Тоже венцы творения!.. У всех есть свой язык, свой тихий говор… И всех можно понять, только надо быть ласковым и бездомным. Бездомным потому, что только потеряв свой край, свои поля, начинаешь понимать, что многоглагольна и чудесами вспахана земля Божия. И слушать начинаешь говоры и песни чужого края и полей чужих. Вот лимонадная будка, например. Плотно прилепилась она к забору у входа в парк. Она какая-то особенно полная и понятная. Может, оттого, что и будка тоже беженка – родилась она в России, в молодости была грузовой баржей, по Неве плавала. Потом разобрали старенькие ее кости и, эвакуировали их на чужбину, сколотили в киоск, для толстой фрю Густавсон, и ее бутылок с лимонадом. По-русски будка говорит совсем хорошо, хотя и с маленьким финским акцентом, ударения почему-то всегда на первом слоге, и никак «Ы» выговорить не может. Но и не мудрено – сколько лет прошло уже с юности на Неве. Когда-когда русскую речь услышишь, а русских газет лет двадцать не видела. Вот только «Ы» немножко смешно у нее выходит, а так она очень, очень милая, приветливая и мудрая, и я часто сижу в прохладной траве, прислонив голову к ее старым костям – они до сих пор не утратили еще запаха смолы – и слушаю долгие рассказы обо всем, чему свидетелем была она, лимонадная будка, и сбегающий к сонному морю парк… Летом в лимонадной будке толстая фрю Густавсон, Урожденная фрэкен Гранхольм, вдова водопроводного мастера, о чем любезно сообщала вывеска над киоском, продавала влюбленным парочкам лимонад, яблоки и пестрые пакетики с мятными лепешками. Зимой в будке жил Миша, которого катавшиеся с гор мальчишки каждый раз встречали и провожали радостными криками: «Вэнелайнен, вэнелайнен!» (Русский – финн.).

Где жил Миша в остальное время года, никто не знал. Правда, серебряная былинка, певшая по вечерам старинные романсы – и очень недурно, только школы ей не хватало – часто говорила, будто ее друг-ветер видел, как весной и летом Миша бродил за городом и собирал грибы. Но все знали, что ветер большой фантазер и ему никто не верил.

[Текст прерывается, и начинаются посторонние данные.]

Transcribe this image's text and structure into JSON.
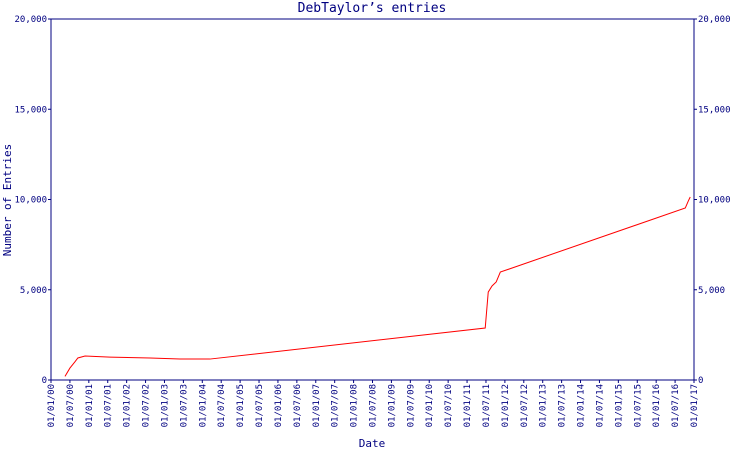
{
  "chart_data": {
    "type": "line",
    "title": "DebTaylor’s entries",
    "x_label": "Date",
    "y_label": "Number of Entries",
    "x": [
      2000.37,
      2000.5,
      2000.63,
      2000.71,
      2000.9,
      2001.56,
      2002.62,
      2003.41,
      2004.2,
      2011.48,
      2011.56,
      2011.66,
      2011.77,
      2011.88,
      2016.77,
      2016.85,
      2016.9
    ],
    "series": [
      {
        "name": "entries",
        "color": "#ff0000",
        "values": [
          200,
          660,
          1000,
          1220,
          1330,
          1270,
          1220,
          1160,
          1160,
          2880,
          4870,
          5210,
          5430,
          5980,
          9530,
          9920,
          10140
        ]
      }
    ],
    "xlim": [
      2000,
      2017
    ],
    "xticks": [
      {
        "value": 2000,
        "label": "01/01/00"
      },
      {
        "value": 2000.5,
        "label": "01/07/00"
      },
      {
        "value": 2001,
        "label": "01/01/01"
      },
      {
        "value": 2001.5,
        "label": "01/07/01"
      },
      {
        "value": 2002,
        "label": "01/01/02"
      },
      {
        "value": 2002.5,
        "label": "01/07/02"
      },
      {
        "value": 2003,
        "label": "01/01/03"
      },
      {
        "value": 2003.5,
        "label": "01/07/03"
      },
      {
        "value": 2004,
        "label": "01/01/04"
      },
      {
        "value": 2004.5,
        "label": "01/07/04"
      },
      {
        "value": 2005,
        "label": "01/01/05"
      },
      {
        "value": 2005.5,
        "label": "01/07/05"
      },
      {
        "value": 2006,
        "label": "01/01/06"
      },
      {
        "value": 2006.5,
        "label": "01/07/06"
      },
      {
        "value": 2007,
        "label": "01/01/07"
      },
      {
        "value": 2007.5,
        "label": "01/07/07"
      },
      {
        "value": 2008,
        "label": "01/01/08"
      },
      {
        "value": 2008.5,
        "label": "01/07/08"
      },
      {
        "value": 2009,
        "label": "01/01/09"
      },
      {
        "value": 2009.5,
        "label": "01/07/09"
      },
      {
        "value": 2010,
        "label": "01/01/10"
      },
      {
        "value": 2010.5,
        "label": "01/07/10"
      },
      {
        "value": 2011,
        "label": "01/01/11"
      },
      {
        "value": 2011.5,
        "label": "01/07/11"
      },
      {
        "value": 2012,
        "label": "01/01/12"
      },
      {
        "value": 2012.5,
        "label": "01/07/12"
      },
      {
        "value": 2013,
        "label": "01/01/13"
      },
      {
        "value": 2013.5,
        "label": "01/07/13"
      },
      {
        "value": 2014,
        "label": "01/01/14"
      },
      {
        "value": 2014.5,
        "label": "01/07/14"
      },
      {
        "value": 2015,
        "label": "01/01/15"
      },
      {
        "value": 2015.5,
        "label": "01/07/15"
      },
      {
        "value": 2016,
        "label": "01/01/16"
      },
      {
        "value": 2016.5,
        "label": "01/07/16"
      },
      {
        "value": 2017,
        "label": "01/01/17"
      }
    ],
    "ylim": [
      0,
      20000
    ],
    "yticks": [
      0,
      {
        "value": 5000,
        "label": "5,000"
      },
      {
        "value": 10000,
        "label": "10,000"
      },
      {
        "value": 15000,
        "label": "15,000"
      },
      {
        "value": 20000,
        "label": "20,000"
      }
    ],
    "y2lim": [
      0,
      20000
    ],
    "y2ticks": [
      0,
      {
        "value": 5000,
        "label": "5,000"
      },
      {
        "value": 10000,
        "label": "10,000"
      },
      {
        "value": 15000,
        "label": "15,000"
      },
      {
        "value": 20000,
        "label": "20,000"
      }
    ]
  }
}
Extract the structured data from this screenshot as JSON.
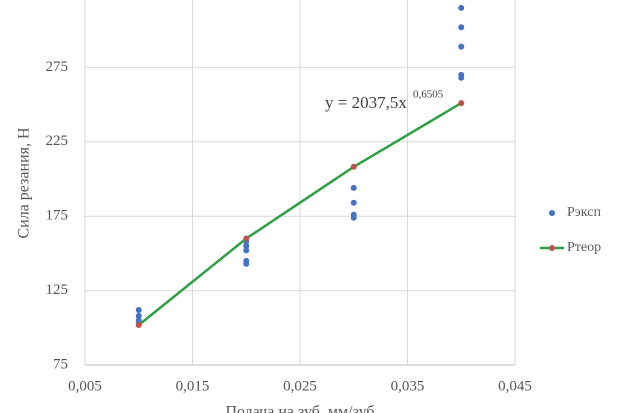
{
  "chart_data": {
    "type": "scatter",
    "xlabel": "Подача на зуб, мм/зуб",
    "ylabel": "Сила резания, Н",
    "annotation": {
      "text": "y = 2037,5x",
      "exponent": "0,6505"
    },
    "xlim": [
      0.005,
      0.045
    ],
    "xticks": [
      {
        "value": 0.005,
        "label": "0,005"
      },
      {
        "value": 0.015,
        "label": "0,015"
      },
      {
        "value": 0.025,
        "label": "0,025"
      },
      {
        "value": 0.035,
        "label": "0,035"
      },
      {
        "value": 0.045,
        "label": "0,045"
      }
    ],
    "ylim": [
      75,
      325
    ],
    "yticks": [
      75,
      125,
      175,
      225,
      275
    ],
    "grid": true,
    "legend": "right",
    "series": [
      {
        "name": "Pэксп",
        "color": "#4472c4",
        "x": [
          0.01,
          0.01,
          0.01,
          0.01,
          0.02,
          0.02,
          0.02,
          0.02,
          0.02,
          0.03,
          0.03,
          0.03,
          0.03,
          0.04,
          0.04,
          0.04,
          0.04,
          0.04
        ],
        "values": [
          112,
          108,
          105,
          103,
          158,
          155,
          152,
          145,
          143,
          194,
          184,
          176,
          174,
          315,
          302,
          289,
          270,
          268
        ]
      },
      {
        "name": "Pтеор",
        "color": "#2ea043",
        "marker_color": "#c0504d",
        "line": true,
        "x": [
          0.01,
          0.02,
          0.03,
          0.04
        ],
        "values": [
          101.9,
          160.0,
          208.2,
          251.0
        ]
      }
    ]
  }
}
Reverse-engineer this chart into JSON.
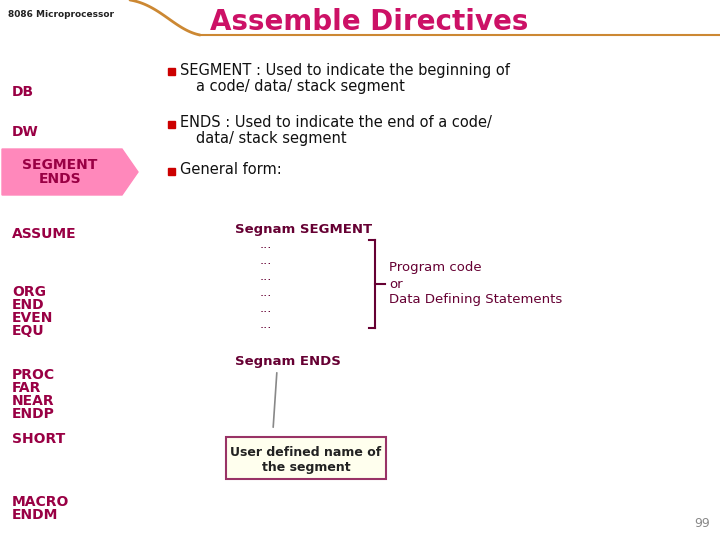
{
  "bg_color": "#ffffff",
  "header_text": "Assemble Directives",
  "header_color": "#cc1166",
  "header_curve_color": "#cc8833",
  "watermark_text": "8086 Microprocessor",
  "highlight_bg": "#ff88bb",
  "sidebar_text_color": "#990044",
  "bullet_color": "#cc0000",
  "bullet1_line1": "SEGMENT : Used to indicate the beginning of",
  "bullet1_line2": "a code/ data/ stack segment",
  "bullet2_line1": "ENDS : Used to indicate the end of a code/",
  "bullet2_line2": "data/ stack segment",
  "bullet3": "General form:",
  "code_line1": "Segnam SEGMENT",
  "code_dots": [
    "...",
    "...",
    "...",
    "...",
    "...",
    "..."
  ],
  "code_line2": "Segnam ENDS",
  "code_color": "#660033",
  "bracket_color": "#660033",
  "side_text_color": "#660033",
  "box_text_line1": "User defined name of",
  "box_text_line2": "the segment",
  "box_bg": "#ffffee",
  "box_border": "#993366",
  "page_num": "99",
  "sidebar_items_order": [
    "DB",
    "DW",
    "SEGMENT\nENDS",
    "ASSUME",
    "ORG\nEND\nEVEN\nEQU",
    "PROC\nFAR\nNEAR\nENDP",
    "SHORT",
    "MACRO\nENDM"
  ],
  "sidebar_y": [
    455,
    415,
    368,
    313,
    255,
    172,
    108,
    45
  ]
}
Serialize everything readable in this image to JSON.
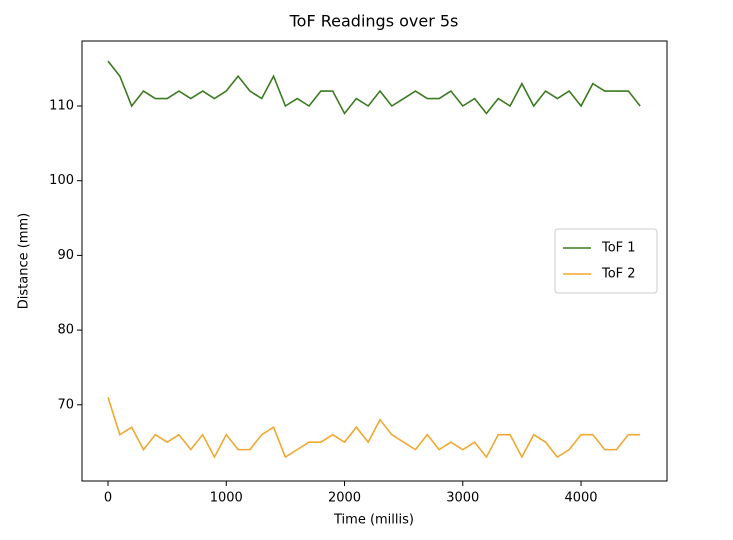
{
  "chart_data": {
    "type": "line",
    "title": "ToF Readings over 5s",
    "x_label": "Time (millis)",
    "y_label": "Distance (mm)",
    "x": [
      0,
      100,
      200,
      300,
      400,
      500,
      600,
      700,
      800,
      900,
      1000,
      1100,
      1200,
      1300,
      1400,
      1500,
      1600,
      1700,
      1800,
      1900,
      2000,
      2100,
      2200,
      2300,
      2400,
      2500,
      2600,
      2700,
      2800,
      2900,
      3000,
      3100,
      3200,
      3300,
      3400,
      3500,
      3600,
      3700,
      3800,
      3900,
      4000,
      4100,
      4200,
      4300,
      4400,
      4500
    ],
    "series": [
      {
        "name": "ToF 1",
        "color": "#3b7a1f",
        "values": [
          116,
          114,
          110,
          112,
          111,
          111,
          112,
          111,
          112,
          111,
          112,
          114,
          112,
          111,
          114,
          110,
          111,
          110,
          112,
          112,
          109,
          111,
          110,
          112,
          110,
          111,
          112,
          111,
          111,
          112,
          110,
          111,
          109,
          111,
          110,
          113,
          110,
          112,
          111,
          112,
          110,
          113,
          112,
          112,
          112,
          110
        ]
      },
      {
        "name": "ToF 2",
        "color": "#f0a830",
        "values": [
          71,
          66,
          67,
          64,
          66,
          65,
          66,
          64,
          66,
          63,
          66,
          64,
          64,
          66,
          67,
          63,
          64,
          65,
          65,
          66,
          65,
          67,
          65,
          68,
          66,
          65,
          64,
          66,
          64,
          65,
          64,
          65,
          63,
          66,
          66,
          63,
          66,
          65,
          63,
          64,
          66,
          66,
          64,
          64,
          66,
          66
        ]
      }
    ],
    "xlim": [
      -220,
      4727
    ],
    "ylim": [
      59.8,
      118.7
    ],
    "xticks": [
      0,
      1000,
      2000,
      3000,
      4000
    ],
    "yticks": [
      70,
      80,
      90,
      100,
      110
    ],
    "legend": "center right"
  }
}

Как только влюбленные парочки меняли темные аллеи на дансинги и кафе, и старинным золотом листопада покрывались его скамьи, изрезанные тысячами инициалов и пронзенных стрелами сердец, у лимонадной будки останавливалась белая, слепая на один глаз лошадь, Фрю Густавсон, урожденная фрэкен Гранхольм, укладывала свои бутылки, яблоки и пакетики в корзину, и белая лошадь увозила ее и корзину домой, в пригородный поселок, где водопроводный мастер оставил ей маленький домик и семь человек детей…

Через несколько дней приходил Миша. Вечно покачивающийся со стороны на сторону, худой до темной синевы под скулами и в впадинах глаз, с безмятежной улыбкой на неестественно ярких губах, он каждую зиму останавливался перед дверью опустевшего ларька с громким возгласом – «Приветствую тебя, мой кров священный!» – и кланялся, сложив руки по-индусски.